Geçmişten günümüze değişen ve küreselleşen dünya düzeni ile kültürlerin birbirleriyle etkileşmesi sonucu giyim-kuşam da farklılaşma yoluna girmiş; biçim değişiklikleri göstererek bugüne kadar ulaşmıştır. Yaşam tarzında meydana gelen değişiklikleri anlamanın en iyi yolu kıyafetlerde meydana gelen değişmeleri incelemektir.
XIX. yüzyılda Fransız devrimi sonucunda sosyal yapıda meydana gelen değişiklikler, sanayi ve ticaretin gelişmesiyle sadece belirli bir kesimi ilgilendiren moda kavramı, artık her kesimden insanı ilgilendiren bir konu olmaya başlamıştır. Anadolu’da ise giyim-kuşam tarihi milattan önceki yüzyıllara kadar uzanmakta olup, pek çok kavmin etkisiyle belli bir sentezle meydana gelmiştir. Geleneksel yaşamda her kuşak kendinden önceki kuşağı izleyerek bu giyim-kuşam anlayışını, değişikliğe uğrasa da bir şekilde yeni nesle taşımıştır.
Bizler hayatın hızlı değişimiyle birlikte kültürümüzü yansıtan değerlerden de yavaş yavaş ve farketmeden uzaklaşıyoruz. Değişen yaşam tarzımız, “moda” adı altında giyim kuşam tarzımızda da değişikler meydana getiriyor...

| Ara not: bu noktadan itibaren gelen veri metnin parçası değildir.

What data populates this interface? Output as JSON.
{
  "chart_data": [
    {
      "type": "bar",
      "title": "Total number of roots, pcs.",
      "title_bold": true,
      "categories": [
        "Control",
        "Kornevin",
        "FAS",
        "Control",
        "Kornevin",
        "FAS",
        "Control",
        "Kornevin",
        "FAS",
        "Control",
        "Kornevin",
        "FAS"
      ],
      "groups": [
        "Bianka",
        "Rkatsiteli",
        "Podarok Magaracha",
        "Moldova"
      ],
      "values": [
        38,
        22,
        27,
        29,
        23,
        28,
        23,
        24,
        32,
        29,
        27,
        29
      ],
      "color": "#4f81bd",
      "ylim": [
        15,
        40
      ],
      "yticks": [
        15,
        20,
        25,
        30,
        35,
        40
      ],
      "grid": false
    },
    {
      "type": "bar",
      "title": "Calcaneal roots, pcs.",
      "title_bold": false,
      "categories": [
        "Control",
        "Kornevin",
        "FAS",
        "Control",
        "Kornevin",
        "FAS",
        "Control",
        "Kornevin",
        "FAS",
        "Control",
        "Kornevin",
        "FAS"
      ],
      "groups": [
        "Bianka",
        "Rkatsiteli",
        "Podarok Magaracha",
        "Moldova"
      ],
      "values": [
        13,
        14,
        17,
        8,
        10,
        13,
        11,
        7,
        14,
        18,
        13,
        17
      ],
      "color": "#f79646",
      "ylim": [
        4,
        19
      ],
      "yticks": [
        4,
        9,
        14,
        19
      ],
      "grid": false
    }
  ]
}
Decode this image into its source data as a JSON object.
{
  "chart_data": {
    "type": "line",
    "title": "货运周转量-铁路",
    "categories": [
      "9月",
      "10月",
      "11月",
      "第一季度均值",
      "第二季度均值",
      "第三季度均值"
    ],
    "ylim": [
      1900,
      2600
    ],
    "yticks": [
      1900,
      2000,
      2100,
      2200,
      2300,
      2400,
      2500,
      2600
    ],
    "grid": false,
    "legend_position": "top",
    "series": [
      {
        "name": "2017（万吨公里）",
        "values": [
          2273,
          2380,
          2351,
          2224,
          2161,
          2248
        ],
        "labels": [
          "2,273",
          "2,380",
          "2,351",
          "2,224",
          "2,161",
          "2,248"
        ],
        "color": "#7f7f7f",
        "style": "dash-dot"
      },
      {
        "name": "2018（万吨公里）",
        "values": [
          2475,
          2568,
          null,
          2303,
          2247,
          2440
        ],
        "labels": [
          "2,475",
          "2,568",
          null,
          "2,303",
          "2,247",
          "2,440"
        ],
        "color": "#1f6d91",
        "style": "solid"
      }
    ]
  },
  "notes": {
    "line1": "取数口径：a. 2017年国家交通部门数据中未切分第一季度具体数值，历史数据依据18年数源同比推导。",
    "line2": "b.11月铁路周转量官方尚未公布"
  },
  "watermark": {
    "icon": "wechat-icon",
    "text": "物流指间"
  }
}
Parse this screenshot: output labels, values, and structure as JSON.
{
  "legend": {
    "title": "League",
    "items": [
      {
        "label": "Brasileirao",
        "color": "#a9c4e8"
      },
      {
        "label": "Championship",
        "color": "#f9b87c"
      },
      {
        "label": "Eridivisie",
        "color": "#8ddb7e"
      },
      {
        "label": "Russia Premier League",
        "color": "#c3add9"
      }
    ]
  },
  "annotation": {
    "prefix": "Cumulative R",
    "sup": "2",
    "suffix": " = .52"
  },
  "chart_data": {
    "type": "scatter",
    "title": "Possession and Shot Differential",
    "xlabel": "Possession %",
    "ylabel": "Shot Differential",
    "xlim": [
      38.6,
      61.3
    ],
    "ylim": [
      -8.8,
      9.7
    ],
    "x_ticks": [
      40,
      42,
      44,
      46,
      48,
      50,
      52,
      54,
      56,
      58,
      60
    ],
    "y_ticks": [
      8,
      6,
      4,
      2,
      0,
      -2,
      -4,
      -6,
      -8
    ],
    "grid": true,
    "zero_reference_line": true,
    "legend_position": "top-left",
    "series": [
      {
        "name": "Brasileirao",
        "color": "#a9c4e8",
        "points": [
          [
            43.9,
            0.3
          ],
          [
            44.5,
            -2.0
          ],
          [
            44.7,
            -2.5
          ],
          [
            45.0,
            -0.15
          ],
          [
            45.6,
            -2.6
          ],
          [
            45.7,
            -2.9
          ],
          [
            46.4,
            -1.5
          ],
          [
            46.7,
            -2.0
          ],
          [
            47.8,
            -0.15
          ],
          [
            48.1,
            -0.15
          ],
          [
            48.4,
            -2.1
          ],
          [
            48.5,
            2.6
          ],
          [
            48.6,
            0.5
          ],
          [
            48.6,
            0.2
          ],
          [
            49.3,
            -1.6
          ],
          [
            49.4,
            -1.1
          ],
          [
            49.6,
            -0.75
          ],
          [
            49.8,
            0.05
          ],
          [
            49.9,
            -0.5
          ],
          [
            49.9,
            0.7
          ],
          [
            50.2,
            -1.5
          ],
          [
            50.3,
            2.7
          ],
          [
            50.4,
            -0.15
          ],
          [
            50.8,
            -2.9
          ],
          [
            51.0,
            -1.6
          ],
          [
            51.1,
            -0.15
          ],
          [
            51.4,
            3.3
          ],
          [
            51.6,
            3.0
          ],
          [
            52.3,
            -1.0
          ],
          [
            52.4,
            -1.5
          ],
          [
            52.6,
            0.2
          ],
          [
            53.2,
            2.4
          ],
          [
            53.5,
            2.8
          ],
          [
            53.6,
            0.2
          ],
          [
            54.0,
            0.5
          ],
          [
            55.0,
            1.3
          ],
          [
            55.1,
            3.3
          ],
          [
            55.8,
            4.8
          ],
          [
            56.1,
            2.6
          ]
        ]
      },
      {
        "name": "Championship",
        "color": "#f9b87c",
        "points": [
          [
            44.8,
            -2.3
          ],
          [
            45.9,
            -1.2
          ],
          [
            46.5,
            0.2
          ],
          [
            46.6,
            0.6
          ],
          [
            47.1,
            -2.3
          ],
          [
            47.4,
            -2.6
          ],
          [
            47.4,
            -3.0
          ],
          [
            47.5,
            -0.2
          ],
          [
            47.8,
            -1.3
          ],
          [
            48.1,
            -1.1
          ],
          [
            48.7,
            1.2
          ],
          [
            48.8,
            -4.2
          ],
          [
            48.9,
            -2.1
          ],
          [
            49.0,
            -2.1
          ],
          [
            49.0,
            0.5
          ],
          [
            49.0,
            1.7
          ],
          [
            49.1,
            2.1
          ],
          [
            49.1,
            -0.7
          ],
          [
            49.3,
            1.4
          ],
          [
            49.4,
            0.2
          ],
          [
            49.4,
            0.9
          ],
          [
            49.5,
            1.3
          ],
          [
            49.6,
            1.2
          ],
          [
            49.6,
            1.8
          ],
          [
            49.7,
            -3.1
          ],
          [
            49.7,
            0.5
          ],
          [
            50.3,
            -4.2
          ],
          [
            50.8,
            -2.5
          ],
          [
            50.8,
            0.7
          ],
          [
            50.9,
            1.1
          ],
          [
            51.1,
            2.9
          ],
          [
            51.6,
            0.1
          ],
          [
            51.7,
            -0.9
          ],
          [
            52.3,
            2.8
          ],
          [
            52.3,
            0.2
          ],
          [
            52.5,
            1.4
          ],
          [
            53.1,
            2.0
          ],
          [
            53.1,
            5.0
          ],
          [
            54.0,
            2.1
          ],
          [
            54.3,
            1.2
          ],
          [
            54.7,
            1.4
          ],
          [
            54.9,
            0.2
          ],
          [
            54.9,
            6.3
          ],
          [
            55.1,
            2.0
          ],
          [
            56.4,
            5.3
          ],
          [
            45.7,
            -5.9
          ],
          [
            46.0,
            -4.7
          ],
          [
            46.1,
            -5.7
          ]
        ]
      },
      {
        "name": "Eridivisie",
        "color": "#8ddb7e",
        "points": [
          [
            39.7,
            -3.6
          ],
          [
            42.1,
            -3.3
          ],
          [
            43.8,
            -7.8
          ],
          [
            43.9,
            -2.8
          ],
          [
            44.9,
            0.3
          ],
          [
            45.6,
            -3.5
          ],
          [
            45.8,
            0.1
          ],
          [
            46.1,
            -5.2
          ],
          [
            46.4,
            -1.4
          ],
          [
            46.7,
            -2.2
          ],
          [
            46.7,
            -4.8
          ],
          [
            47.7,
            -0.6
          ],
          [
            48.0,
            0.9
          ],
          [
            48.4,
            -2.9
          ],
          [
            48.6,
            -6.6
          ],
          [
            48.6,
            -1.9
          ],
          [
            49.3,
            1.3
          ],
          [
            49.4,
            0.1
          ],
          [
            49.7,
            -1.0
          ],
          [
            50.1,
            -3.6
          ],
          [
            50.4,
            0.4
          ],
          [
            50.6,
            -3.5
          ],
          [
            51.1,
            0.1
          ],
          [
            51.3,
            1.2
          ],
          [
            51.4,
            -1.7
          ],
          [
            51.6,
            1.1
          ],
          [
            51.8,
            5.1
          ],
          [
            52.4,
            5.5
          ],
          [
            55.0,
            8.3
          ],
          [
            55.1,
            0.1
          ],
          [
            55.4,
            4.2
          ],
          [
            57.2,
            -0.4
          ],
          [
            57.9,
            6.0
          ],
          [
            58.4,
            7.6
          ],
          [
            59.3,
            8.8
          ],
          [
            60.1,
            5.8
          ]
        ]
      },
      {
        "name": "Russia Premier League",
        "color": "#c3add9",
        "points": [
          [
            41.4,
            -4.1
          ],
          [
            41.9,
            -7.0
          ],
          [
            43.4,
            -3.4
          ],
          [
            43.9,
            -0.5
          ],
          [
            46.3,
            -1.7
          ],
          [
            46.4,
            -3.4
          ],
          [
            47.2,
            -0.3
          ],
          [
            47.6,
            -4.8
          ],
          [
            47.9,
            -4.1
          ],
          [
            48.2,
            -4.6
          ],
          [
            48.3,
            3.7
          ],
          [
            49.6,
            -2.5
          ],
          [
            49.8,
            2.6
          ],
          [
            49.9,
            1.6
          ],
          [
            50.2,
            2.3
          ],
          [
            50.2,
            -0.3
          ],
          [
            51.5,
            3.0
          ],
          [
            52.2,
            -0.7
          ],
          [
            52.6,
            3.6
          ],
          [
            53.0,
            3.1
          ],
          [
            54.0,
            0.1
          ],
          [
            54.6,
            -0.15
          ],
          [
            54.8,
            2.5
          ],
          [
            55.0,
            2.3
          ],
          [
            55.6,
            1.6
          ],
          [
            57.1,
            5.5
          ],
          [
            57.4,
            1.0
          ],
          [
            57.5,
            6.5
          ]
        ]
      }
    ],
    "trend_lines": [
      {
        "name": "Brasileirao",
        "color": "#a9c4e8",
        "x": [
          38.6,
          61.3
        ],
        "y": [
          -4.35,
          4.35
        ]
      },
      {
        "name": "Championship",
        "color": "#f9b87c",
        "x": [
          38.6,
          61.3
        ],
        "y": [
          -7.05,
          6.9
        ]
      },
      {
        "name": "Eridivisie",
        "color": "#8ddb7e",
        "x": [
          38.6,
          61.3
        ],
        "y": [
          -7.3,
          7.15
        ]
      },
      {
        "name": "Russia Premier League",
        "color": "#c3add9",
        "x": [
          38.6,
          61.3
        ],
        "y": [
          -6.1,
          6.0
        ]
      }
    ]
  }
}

Bugün daha önceki haftalarda tanıtımına başladığımız “ Konya’nın Kırkları Serisi”nden diğer bir kitapla devam ediyoruz. Adı Konya’nın Kırk Giyimi. Eserin yazarları iki değerli akademisyen Dr.Emine Karpuz ile Emine Esirgenler.
Kitap Selçuklu Türklerinden günümüze kadar ulaşan kılık kıyafet tarzlarını, bunların nasıl sınıflandırıldığını, kullanılan malzemelerin özelliklerinden, süsleme şekillerine,baş ile el-ayak giyiminden, tamamlayıcı aksesuarlara kadar geniş bir içeriğe sahip. Ayrıca Konya merkez ve köylerinden farlı bir giyim kültürüne sahip Sille giyimleri ile Mevlevi giyim tarzı da ayrı başlıklar altında incelenmiş. Kıyafetler, tarihleri, ayrıntılı tanımları, kumaş özellikleri, yapım ve dikiş tekniği, süsleme tarzı, astar özelliklerine kadar hangi koleksiyonda sergilendiği bilgileri ile sunulmuş okuyucuya .Kalıp çizimlerine yer verilmiş,katalog bölümündeki örnekler için Koyunoğlu ve Etnografya Müzelerindeki envanterlerden faydalanılmış.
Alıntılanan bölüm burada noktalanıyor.